Discurso no Senado Federal

CONSIDERAÇÕES SOBRE A TRAMITAÇÃO NO SENADO DA PROPOSTA DE EMENDA A CONSTITUIÇÃO 8, DE 1995, QUE DA NOVA REDAÇÃO AO INCISO X DO PARAGRAFO 2 DO ARTIGO 155 DA CONSTITUIÇÃO FEDERAL, DA QUAL S.EXA. E O PRIMEIRO SIGNATARIO.

Autor
Geraldo Melo (PSDB - Partido da Social Democracia Brasileira/RN)
Nome completo: Geraldo José da Câmara Ferreira de Melo
Casa
Senado Federal
Tipo
Discurso
Resumo por assunto
TRIBUTOS.:
  • CONSIDERAÇÕES SOBRE A TRAMITAÇÃO NO SENADO DA PROPOSTA DE EMENDA A CONSTITUIÇÃO 8, DE 1995, QUE DA NOVA REDAÇÃO AO INCISO X DO PARAGRAFO 2 DO ARTIGO 155 DA CONSTITUIÇÃO FEDERAL, DA QUAL S.EXA. E O PRIMEIRO SIGNATARIO.
Aparteantes
Jefferson Peres.
Publicação
Publicação no DSF de 28/10/1997 - Página 22951
Assunto
Outros > TRIBUTOS.
Indexação
  • COMENTARIO, DEMORA, TRAMITAÇÃO, PROPOSTA, EMENDA CONSTITUCIONAL, APRESENTAÇÃO, ORADOR, SOLICITAÇÃO, EXTINÇÃO, PROIBIÇÃO, INCIDENCIA, IMPOSTO SOBRE CIRCULAÇÃO DE MERCADORIAS E SERVIÇOS (ICMS), OPERAÇÃO, DESTINAÇÃO, PETROLEO, ENERGIA ELETRICA, ESTADOS.
  • ESCLARECIMENTOS, PENALIDADE, ESTADOS, PRODUTOR, PETROLEO, ENERGIA ELETRICA, PROIBIÇÃO, ARRECADAÇÃO, IMPOSTO SOBRE CIRCULAÇÃO DE MERCADORIAS E SERVIÇOS (ICMS), AUMENTO, CONCENTRAÇÃO DE RENDA, DESIGUALDADE REGIONAL.
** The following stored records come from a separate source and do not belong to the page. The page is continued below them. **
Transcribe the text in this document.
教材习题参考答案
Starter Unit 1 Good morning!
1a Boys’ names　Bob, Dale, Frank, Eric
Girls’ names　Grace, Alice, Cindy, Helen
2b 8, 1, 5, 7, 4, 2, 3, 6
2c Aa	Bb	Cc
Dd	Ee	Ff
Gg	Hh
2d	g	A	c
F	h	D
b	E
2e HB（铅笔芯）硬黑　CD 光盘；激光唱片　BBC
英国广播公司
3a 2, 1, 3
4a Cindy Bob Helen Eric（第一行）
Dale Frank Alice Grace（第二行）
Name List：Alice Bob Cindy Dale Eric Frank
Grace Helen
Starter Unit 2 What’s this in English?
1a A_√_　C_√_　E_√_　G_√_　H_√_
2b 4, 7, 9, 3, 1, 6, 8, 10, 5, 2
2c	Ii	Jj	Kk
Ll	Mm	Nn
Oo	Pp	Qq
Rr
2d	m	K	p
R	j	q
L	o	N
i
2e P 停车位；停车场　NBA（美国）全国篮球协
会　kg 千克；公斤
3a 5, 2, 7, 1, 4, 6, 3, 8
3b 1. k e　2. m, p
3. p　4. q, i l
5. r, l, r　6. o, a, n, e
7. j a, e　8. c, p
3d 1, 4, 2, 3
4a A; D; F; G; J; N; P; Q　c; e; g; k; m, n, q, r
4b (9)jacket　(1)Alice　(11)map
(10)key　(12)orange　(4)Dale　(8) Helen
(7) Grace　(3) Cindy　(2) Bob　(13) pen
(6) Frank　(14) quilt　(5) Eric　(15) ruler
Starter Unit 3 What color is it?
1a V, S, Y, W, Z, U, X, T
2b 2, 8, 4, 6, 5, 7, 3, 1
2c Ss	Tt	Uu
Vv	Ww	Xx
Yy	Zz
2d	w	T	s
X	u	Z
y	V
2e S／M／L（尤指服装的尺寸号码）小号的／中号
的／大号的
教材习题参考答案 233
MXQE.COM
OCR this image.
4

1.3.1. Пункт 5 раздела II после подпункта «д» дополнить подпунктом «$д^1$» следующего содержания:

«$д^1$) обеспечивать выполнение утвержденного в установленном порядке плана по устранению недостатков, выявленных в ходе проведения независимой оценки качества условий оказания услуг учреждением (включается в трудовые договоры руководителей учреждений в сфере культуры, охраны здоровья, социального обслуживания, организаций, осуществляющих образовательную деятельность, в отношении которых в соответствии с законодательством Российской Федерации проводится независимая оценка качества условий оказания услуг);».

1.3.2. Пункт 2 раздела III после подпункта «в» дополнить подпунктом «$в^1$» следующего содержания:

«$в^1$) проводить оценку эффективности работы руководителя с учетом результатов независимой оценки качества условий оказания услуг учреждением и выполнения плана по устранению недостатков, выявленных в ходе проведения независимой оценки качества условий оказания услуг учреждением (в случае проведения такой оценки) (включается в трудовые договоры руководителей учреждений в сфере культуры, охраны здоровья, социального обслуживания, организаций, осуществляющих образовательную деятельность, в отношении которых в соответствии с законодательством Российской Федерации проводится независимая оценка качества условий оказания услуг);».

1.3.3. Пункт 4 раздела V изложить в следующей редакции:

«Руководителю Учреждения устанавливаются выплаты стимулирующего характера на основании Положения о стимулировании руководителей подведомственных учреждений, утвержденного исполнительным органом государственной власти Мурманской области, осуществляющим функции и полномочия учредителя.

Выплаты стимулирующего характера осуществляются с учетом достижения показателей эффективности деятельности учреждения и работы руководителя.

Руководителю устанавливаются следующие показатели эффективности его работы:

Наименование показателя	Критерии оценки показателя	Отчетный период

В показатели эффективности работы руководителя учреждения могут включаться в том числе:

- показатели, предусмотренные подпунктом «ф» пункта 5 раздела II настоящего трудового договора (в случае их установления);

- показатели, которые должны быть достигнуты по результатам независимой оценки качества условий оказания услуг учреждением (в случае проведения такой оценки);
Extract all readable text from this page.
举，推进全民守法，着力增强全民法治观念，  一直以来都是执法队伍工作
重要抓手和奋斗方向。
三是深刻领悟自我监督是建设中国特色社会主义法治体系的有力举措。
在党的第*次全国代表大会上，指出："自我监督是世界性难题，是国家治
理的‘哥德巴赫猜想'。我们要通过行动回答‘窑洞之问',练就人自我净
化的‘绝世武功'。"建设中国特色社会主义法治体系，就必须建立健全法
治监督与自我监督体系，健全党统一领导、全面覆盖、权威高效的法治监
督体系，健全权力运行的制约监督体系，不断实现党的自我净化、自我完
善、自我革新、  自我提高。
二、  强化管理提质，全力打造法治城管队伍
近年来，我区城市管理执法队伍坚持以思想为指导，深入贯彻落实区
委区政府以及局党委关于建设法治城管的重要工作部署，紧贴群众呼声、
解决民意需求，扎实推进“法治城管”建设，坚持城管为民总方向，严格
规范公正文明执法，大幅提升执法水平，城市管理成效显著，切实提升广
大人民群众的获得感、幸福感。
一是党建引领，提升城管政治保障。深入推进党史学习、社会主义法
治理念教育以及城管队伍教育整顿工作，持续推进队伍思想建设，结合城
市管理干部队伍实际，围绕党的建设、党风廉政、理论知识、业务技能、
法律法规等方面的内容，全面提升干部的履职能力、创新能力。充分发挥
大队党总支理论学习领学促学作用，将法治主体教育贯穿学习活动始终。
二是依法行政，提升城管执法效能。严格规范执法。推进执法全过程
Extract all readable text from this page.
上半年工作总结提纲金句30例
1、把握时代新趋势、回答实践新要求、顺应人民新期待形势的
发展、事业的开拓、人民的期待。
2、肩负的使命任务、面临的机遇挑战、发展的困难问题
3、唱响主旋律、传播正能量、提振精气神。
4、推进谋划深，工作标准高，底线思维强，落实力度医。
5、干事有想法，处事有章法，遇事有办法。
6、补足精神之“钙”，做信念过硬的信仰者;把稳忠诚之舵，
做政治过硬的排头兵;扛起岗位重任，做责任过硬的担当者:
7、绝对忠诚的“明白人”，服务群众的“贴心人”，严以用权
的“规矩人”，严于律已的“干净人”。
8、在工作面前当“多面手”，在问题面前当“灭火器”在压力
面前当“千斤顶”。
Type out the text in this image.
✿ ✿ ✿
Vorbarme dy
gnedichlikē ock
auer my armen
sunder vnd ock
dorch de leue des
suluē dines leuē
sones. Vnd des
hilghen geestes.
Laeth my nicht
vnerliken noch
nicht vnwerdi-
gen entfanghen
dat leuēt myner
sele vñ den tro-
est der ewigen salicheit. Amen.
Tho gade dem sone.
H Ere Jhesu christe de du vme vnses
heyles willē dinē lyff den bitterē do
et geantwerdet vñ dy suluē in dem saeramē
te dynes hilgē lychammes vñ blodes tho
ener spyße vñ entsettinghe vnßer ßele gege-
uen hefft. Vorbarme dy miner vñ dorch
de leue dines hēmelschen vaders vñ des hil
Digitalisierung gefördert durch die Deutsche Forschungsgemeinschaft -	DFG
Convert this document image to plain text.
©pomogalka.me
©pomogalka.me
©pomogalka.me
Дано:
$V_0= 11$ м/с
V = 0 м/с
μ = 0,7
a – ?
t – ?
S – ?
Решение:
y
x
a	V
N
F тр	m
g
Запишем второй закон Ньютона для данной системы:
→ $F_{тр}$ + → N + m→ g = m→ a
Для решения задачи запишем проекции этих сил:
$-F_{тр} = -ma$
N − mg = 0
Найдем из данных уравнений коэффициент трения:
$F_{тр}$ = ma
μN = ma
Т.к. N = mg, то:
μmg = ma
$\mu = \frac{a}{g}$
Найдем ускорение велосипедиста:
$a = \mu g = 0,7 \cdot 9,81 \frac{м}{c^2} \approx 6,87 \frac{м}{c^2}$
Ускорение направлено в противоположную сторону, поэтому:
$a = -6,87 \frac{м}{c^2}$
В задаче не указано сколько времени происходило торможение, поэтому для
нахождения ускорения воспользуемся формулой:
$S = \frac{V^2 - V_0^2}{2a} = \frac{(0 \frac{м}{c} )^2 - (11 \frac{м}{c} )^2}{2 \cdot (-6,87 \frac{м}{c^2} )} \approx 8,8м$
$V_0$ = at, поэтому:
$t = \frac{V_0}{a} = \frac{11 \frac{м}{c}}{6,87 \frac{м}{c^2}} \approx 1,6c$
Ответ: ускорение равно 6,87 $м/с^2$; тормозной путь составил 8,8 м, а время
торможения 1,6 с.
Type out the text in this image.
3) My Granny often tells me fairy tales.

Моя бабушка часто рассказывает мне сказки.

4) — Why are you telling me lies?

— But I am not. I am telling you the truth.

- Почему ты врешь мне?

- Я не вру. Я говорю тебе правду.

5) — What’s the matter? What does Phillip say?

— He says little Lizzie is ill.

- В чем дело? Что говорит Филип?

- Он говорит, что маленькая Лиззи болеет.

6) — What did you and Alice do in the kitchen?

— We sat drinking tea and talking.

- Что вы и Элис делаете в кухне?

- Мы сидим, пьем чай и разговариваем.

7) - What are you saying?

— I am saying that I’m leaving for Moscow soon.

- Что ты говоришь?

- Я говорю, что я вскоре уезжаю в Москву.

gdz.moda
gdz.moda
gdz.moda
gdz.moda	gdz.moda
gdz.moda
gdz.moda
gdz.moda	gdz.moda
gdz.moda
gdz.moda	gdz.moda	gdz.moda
      O SR. GERALDO MELO (PSDB-RN. Pronuncia o seguinte discurso. Sem revisão do orador.) - Sr. Presidente Senador Jefferson Péres, Srªs e Srs. Senadores, vim a esta tribuna no dia de hoje para fazer um apelo a esta Casa. Peço-lhe identificar-se com a importância para o meu Estado e para muitos outros que se encontram em situação semelhante da apreciação de uma Emenda Constitucional cuja iniciativa de apresentação foi minha mas que foi apresentada tendo eu a honra da companhia dos seguintes eminentes Srs. Senadores que a subscreveram: Senadores Fernando Bezerra, José Agripino, José Ignácio, Osmar Dias, Bernardo Cabral, Carlos Wilson, Pedro Simon, Antonio Carlos Magalhães, Beni Veras, Antonio Carlos Valadares, Ronaldo Cunha Lima, Josaphat Marinho, Lúcio Alcântara, José Fogaça, Roberto Requião, Joel de Hollanda, Roberto Freire, Gilberto Miranda, Waldeck Ornelas, Lucídio Portella, Freitas Neto, Casildo Maldaner, Mauro Miranda, Coutinho Jorge, Carlos Patrocínio, Leomar Quintanilha, Esperidião Amin.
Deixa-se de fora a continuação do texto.